Liczba postów: 3 153
Liczba wątków: 75
Dołączył: Mar 2017
19-08-2018, 22:49
(Ten post był ostatnio modyfikowany: 20-08-2018, 17:19 przez Miranda Calle.)
nie ja wszedłem na Nánga Parbat
by łapać motyle ale brat
odpadł - nie dotrzymał kroku
w strefie śmierci każdy tylko czekan ma
liczenie bezsensu chwil
godzin i dni
zdobyłem szczyt
sukcesor Góry Królów
w kotle Diamir przeżyłem piekło
ponad osiem tysięcy metrów wzwyż
z bratem a właściwie sam
król-słońce Himalajów -
to tylko MOJA gra
na dole spytali - gdzie Günther, gdzie TWÓJ BRAT?
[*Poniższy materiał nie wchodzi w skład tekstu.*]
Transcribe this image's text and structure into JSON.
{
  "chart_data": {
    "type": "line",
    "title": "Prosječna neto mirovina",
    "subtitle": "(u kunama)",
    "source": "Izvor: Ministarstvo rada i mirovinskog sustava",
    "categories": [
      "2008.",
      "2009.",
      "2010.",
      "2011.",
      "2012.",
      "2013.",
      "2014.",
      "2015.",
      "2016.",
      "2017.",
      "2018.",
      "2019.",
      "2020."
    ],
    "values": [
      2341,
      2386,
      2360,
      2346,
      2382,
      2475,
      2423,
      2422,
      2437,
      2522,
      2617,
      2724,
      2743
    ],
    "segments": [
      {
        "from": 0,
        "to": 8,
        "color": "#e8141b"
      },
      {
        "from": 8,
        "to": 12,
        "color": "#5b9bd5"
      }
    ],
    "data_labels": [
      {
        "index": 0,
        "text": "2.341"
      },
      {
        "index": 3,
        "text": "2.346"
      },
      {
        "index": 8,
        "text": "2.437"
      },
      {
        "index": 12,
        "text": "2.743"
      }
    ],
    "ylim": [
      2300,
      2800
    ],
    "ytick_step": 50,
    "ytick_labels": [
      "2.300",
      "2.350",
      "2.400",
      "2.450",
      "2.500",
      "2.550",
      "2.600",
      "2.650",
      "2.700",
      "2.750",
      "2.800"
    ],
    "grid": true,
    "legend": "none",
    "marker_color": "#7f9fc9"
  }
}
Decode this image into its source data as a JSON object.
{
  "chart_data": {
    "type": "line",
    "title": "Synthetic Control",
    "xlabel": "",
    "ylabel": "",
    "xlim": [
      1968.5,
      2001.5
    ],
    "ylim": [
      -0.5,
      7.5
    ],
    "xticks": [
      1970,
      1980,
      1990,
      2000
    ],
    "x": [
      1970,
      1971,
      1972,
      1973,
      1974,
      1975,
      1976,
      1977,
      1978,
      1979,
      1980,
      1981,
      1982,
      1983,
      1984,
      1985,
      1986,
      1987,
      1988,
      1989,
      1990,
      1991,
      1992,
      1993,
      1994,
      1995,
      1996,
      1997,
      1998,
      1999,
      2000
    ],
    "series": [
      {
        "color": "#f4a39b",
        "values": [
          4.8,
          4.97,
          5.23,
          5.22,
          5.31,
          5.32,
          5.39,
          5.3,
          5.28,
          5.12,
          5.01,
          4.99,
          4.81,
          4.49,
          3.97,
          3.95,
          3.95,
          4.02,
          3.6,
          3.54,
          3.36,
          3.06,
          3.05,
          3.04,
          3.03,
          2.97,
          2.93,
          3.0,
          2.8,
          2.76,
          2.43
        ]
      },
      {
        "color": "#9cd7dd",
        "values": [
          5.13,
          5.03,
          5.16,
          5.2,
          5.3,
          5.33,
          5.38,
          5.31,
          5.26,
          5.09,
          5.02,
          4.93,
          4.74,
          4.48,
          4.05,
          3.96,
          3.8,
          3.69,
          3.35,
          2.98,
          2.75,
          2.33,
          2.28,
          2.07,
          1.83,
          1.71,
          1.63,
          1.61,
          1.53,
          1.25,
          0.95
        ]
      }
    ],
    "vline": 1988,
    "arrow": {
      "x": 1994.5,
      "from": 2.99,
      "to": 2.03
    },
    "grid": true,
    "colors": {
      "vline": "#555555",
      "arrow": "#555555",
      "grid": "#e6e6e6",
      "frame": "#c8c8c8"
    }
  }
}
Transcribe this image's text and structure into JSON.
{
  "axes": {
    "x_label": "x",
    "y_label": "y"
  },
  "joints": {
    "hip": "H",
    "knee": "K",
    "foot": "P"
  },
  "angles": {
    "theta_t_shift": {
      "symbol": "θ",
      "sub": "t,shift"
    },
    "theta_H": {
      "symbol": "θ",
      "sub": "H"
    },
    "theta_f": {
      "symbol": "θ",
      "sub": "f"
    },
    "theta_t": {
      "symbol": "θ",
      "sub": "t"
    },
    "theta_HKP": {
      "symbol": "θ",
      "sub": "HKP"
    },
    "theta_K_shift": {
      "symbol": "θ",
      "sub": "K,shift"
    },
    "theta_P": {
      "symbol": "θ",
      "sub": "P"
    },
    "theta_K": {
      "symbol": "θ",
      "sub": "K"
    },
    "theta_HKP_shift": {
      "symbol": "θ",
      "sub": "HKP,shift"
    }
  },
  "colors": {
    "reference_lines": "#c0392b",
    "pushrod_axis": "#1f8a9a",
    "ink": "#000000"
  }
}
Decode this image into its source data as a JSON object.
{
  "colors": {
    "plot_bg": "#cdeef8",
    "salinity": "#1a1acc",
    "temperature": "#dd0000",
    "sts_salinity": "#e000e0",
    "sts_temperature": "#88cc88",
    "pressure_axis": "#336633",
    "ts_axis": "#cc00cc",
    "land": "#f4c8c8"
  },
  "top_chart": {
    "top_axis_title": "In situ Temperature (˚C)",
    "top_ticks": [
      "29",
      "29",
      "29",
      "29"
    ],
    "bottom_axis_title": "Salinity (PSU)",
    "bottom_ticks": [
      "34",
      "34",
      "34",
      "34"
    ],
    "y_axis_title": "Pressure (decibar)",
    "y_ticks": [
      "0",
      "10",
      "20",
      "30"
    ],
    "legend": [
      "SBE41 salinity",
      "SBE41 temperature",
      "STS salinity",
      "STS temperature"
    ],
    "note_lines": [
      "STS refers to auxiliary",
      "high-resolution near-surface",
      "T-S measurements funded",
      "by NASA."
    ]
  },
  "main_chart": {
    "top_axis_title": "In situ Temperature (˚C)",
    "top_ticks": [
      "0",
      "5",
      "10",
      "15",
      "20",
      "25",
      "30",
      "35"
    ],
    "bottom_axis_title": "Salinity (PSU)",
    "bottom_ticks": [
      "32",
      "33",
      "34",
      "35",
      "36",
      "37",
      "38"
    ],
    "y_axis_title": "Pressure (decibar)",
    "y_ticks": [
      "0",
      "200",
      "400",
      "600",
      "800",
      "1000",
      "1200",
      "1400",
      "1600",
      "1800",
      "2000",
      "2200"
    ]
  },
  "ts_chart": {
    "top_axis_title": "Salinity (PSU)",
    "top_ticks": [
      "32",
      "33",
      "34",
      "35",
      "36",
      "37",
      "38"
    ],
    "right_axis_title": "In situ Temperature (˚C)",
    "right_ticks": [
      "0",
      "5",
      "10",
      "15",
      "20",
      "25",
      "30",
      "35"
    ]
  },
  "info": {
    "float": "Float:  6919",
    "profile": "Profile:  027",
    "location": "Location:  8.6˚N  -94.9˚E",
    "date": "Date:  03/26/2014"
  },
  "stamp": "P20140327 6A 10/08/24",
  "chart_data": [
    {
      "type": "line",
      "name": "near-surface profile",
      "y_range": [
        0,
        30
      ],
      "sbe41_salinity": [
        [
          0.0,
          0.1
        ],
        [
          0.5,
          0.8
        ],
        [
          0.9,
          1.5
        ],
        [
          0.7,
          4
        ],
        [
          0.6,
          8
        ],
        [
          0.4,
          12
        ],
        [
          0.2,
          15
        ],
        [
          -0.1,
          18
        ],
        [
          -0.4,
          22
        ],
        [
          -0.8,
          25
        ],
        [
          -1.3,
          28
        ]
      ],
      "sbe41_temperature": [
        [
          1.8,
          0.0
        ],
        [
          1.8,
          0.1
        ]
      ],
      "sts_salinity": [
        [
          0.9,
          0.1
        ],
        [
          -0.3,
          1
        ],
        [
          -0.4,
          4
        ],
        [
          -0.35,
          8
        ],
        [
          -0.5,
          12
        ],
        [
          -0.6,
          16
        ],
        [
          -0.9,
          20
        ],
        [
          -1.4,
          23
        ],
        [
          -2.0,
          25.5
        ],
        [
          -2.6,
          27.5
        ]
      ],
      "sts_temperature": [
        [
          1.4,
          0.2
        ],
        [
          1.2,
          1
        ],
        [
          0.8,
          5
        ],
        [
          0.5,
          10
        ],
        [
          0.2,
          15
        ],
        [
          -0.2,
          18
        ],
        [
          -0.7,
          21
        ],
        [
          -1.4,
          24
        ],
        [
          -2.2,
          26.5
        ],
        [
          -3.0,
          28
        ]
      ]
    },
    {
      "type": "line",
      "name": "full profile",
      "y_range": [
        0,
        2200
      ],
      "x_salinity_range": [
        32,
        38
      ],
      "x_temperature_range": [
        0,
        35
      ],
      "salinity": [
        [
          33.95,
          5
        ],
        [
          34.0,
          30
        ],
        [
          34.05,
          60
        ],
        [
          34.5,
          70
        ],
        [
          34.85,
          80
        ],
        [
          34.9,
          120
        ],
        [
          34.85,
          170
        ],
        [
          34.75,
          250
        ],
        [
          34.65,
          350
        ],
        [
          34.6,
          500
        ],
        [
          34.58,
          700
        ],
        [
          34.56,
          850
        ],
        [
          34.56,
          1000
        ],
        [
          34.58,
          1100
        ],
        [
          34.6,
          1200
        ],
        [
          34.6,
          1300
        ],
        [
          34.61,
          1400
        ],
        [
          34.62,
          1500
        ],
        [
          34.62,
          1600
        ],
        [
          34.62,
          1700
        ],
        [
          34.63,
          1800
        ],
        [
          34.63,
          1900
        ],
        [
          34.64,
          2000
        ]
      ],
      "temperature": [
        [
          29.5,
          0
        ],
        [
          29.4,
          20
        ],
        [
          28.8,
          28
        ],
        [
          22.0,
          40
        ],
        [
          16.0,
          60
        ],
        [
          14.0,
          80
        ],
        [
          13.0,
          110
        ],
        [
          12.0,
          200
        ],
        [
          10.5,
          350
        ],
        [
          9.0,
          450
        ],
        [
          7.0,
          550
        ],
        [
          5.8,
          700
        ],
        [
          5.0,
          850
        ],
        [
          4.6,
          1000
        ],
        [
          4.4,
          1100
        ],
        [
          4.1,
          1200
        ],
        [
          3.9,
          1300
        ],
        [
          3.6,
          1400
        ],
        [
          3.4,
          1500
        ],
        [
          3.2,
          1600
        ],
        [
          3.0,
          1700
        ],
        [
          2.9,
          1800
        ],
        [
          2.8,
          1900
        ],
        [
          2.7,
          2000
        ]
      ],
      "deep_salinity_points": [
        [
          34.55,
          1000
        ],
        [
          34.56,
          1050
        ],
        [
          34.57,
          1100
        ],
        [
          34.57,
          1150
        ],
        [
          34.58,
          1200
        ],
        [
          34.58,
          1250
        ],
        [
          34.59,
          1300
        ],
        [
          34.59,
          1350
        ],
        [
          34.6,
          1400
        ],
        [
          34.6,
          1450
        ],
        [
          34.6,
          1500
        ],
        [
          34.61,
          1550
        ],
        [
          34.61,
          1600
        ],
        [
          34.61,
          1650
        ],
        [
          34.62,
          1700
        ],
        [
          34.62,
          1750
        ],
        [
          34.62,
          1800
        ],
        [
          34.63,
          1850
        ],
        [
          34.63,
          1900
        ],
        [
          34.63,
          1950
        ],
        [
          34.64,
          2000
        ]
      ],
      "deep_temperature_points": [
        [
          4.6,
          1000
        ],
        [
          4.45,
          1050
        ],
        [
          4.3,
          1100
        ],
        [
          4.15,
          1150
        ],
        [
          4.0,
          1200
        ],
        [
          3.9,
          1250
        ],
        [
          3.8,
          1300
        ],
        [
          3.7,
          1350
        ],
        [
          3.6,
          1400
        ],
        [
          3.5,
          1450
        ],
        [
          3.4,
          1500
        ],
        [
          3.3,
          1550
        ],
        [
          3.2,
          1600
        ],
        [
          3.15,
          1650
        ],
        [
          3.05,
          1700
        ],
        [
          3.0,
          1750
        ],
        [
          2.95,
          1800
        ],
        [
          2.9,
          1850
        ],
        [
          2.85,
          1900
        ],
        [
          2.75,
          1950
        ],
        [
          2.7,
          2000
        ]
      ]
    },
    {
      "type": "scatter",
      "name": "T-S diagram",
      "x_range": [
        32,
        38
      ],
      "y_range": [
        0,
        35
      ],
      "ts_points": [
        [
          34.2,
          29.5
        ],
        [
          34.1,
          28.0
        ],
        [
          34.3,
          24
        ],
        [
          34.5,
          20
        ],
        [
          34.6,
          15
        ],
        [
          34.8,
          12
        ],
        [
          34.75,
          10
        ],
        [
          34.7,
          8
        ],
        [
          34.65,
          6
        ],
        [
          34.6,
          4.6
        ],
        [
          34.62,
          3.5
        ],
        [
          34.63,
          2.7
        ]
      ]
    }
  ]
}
- azaliż jestem stróżem brata mego?
po co za mną lazł?
- a Boga się nie boisz?
zapytali mnie
- nie było go tam! tylko Yeti
w śnieżnej jamie spał
mam zdjęcia!
a nie...
aparat niósł brat
Fotografia: http://weekend.gazeta.pl/weekend/1,15212...enilo.html
Liczba postów: 1 870
Liczba wątków: 620
Dołączył: Jan 2018
Dobre.
O alpinistach, bokserach i tym podobnych mam takie samo zdanie - niekoniecznie jak autorka.
Liczba postów: 3 153
Liczba wątków: 75
Dołączył: Mar 2017
Autorka waha się między podziwem, lękiem i potępieniem. Ale reakcje, emocje tam, na ogromnych wysokościach są po prostu niewyobrażalne.
Nie wiem, jak bym postąpiła na miejscu Reinholda - nigdy nie byłam i nie będę na Dachu Świata.
Ale podnieca mnie autorsko tragedia, która tam się rozegrała - nigdy nie dowiemy się, jak było naprawdę.
Ten "utwór" powstał pod wpływem lektury wspomnień uczestnika wyprawy na Nanga Parbat z 1970 roku, w której zginął młody chłopak, Günther Messner.
Liczba postów: 1 870
Liczba wątków: 620
Dołączył: Jan 2018
Liczba postów: 3 153
Liczba wątków: 75
Dołączył: Mar 2017
20-08-2018, 01:36
(Ten post był ostatnio modyfikowany: 20-08-2018, 01:37 przez Miranda Calle.)
(20-08-2018, 01:30)Grain napisał(a): Czyżby brat Reinholda?
Dokładnie tak - to Reinhold jest narratorem opisanej historii.
Ciekawa jestem, w jakim stopniu realnie zintegrował własne opowieści, częściowo oparte na fantazjach i potrzebie autorealizacji, z wyrzutami sumienia.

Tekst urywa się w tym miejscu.